The banana is classified botanically as a true berry - a many seeded pulpy fruit.
Supposedly, one of the first shipments of bananas to reach the colonies was in 1690 at Salem, Mass. They tried boiling them with pork. It took nearly 200 years after that culinary disaster for bananas to catch on with North Americans.
There are 44 people in the U.S. listed on whitepages.com with the last name 'Banana'
(Mark Morton, 'Gastronomica', Fall 2010)
Bananas first appeared in the United States in 1804. They were introduced to the public at the Philadelphia Centennial Exposition of America in 1876 and sold for 10 cents a piece, equal to average hourly wage of a working man.

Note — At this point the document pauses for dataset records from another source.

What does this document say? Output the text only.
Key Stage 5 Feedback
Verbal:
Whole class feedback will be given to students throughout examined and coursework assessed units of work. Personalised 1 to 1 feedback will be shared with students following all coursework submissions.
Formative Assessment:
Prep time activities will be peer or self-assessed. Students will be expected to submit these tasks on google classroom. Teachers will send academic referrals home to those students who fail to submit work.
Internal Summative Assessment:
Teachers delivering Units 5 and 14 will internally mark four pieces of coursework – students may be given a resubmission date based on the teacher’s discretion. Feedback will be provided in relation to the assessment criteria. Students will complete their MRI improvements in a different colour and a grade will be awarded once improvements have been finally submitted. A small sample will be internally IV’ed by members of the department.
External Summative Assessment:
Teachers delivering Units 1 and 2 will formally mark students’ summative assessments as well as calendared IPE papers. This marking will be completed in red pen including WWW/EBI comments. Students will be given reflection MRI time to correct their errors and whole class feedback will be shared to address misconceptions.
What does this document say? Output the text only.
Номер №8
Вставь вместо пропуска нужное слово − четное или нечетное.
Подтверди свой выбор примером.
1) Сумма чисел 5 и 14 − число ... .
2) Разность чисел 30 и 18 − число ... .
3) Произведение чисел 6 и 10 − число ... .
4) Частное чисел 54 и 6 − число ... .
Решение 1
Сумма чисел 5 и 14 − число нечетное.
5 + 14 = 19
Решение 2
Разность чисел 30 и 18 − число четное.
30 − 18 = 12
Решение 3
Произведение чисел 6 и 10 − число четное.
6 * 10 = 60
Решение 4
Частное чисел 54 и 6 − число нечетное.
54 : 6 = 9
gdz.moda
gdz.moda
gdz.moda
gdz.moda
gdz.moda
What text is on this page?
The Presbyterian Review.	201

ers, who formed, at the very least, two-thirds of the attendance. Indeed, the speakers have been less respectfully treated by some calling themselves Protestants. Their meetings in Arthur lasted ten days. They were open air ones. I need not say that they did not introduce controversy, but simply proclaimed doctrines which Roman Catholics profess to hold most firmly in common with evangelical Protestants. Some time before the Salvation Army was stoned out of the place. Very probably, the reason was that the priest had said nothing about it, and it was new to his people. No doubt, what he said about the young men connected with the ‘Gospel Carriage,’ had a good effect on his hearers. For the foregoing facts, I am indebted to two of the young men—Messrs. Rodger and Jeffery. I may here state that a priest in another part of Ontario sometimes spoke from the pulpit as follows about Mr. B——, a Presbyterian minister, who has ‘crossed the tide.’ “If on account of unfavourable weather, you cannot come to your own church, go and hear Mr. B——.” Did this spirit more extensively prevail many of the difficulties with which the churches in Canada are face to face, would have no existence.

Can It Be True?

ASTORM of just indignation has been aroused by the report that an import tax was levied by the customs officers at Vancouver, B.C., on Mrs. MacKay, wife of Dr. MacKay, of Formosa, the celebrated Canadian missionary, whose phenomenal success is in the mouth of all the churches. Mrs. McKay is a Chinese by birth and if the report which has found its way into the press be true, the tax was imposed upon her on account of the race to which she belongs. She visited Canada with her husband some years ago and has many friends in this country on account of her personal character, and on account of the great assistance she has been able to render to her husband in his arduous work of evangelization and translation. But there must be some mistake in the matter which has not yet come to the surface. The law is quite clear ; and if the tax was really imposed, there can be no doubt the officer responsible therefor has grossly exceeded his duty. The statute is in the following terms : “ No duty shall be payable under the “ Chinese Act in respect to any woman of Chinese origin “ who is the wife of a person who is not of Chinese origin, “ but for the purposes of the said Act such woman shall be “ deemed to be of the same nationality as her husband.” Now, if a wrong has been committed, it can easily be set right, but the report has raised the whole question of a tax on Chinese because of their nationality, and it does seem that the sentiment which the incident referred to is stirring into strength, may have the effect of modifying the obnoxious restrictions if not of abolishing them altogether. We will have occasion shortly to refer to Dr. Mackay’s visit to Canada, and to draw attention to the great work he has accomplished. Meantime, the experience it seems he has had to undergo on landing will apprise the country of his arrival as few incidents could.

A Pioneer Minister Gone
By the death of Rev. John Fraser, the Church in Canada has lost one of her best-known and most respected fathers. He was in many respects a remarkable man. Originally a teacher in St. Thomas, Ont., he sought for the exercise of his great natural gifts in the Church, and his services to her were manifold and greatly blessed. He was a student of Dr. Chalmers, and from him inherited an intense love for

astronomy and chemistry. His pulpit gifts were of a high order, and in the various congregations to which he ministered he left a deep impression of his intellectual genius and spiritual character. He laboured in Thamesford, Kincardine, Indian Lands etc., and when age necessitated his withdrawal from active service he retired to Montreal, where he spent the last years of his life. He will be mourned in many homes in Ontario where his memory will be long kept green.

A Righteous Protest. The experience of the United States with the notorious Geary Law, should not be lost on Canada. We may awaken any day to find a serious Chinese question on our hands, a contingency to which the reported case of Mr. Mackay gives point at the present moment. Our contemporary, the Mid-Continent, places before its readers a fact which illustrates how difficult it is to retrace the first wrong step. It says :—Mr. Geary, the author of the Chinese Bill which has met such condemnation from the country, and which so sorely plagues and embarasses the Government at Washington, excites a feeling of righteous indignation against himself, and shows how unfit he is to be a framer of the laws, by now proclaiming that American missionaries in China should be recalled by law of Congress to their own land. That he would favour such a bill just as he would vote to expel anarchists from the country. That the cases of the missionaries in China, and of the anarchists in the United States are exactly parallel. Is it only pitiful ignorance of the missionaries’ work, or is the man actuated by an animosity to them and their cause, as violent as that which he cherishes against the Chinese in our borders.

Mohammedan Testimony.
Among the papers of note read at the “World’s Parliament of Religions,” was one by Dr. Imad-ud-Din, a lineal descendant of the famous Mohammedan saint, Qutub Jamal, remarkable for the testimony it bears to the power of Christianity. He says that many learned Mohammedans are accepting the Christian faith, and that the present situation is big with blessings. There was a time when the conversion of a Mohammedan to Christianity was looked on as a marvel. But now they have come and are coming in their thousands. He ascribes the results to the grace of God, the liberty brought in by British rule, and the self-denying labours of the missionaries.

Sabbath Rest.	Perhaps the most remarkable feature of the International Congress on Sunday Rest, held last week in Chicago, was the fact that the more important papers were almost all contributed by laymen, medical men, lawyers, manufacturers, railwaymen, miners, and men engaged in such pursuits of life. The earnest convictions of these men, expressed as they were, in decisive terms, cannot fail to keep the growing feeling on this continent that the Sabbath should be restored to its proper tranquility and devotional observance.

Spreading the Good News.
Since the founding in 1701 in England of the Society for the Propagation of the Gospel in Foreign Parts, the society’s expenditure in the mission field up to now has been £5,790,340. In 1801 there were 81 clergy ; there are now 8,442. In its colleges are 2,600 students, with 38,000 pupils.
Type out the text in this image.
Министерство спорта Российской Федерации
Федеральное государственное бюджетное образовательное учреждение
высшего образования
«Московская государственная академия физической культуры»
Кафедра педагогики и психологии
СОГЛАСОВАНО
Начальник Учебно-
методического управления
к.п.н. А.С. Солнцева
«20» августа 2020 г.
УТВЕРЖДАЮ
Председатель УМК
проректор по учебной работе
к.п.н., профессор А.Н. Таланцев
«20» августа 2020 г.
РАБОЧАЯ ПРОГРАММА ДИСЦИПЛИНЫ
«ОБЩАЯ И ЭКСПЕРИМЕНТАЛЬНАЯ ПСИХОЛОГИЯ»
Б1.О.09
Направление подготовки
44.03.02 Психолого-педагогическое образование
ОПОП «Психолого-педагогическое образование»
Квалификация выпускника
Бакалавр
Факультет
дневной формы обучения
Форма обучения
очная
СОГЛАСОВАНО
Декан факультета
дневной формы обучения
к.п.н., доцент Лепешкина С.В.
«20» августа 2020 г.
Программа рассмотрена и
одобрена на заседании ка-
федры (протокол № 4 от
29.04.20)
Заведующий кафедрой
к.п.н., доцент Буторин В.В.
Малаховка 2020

Today, average U.S. banana consumption is almost 30 pounds per year.
There are more than 500 different varieties of bananas.
Bananas trees are not trees. The banana plant is a giant herb.
Unripe bananas have about 25% starch and only 1% sugar. Natural enzyme action converts this high starch content to sugar, so ripe bananas have a 20% sugar content.
In the 15th and 16th centuries, Europeans knew the banana as the "Indian Fig".
The terms 'bee's knees,' 'the cat's pajamas,' and 'Yes, we have no bananas' were all coined by American cartoonist Tad Dorgan.
One variety of banana, the 'Ice Cream Banana', is BLUE. It turns yellow like other bananas when ripe, and has a taste like vanilla custard and a marshmallow texture.
‘Red bananas’ are maroon to dark purple when ripe, and even the fruit inside can have a slight pinkish color.
The average banana contains .6 grams fat.
Until the early 1800s in Hawaii, most banana varieties were 'kapu' - forbidden for women of Hawaii to eat, under penalty of death.
The very heart of the trunk of a banana 'tree' - inside the layers of bark fiber, is a white tube. It may be cooked, and has a taste and texture similar to bamboo shoots.
India, with rich bio-diversity of banana and plantain, is the largest producer and consumer with estimated production of 16 million tonnes of bananas annually. India's domestic production alone exceeds the entire world trade.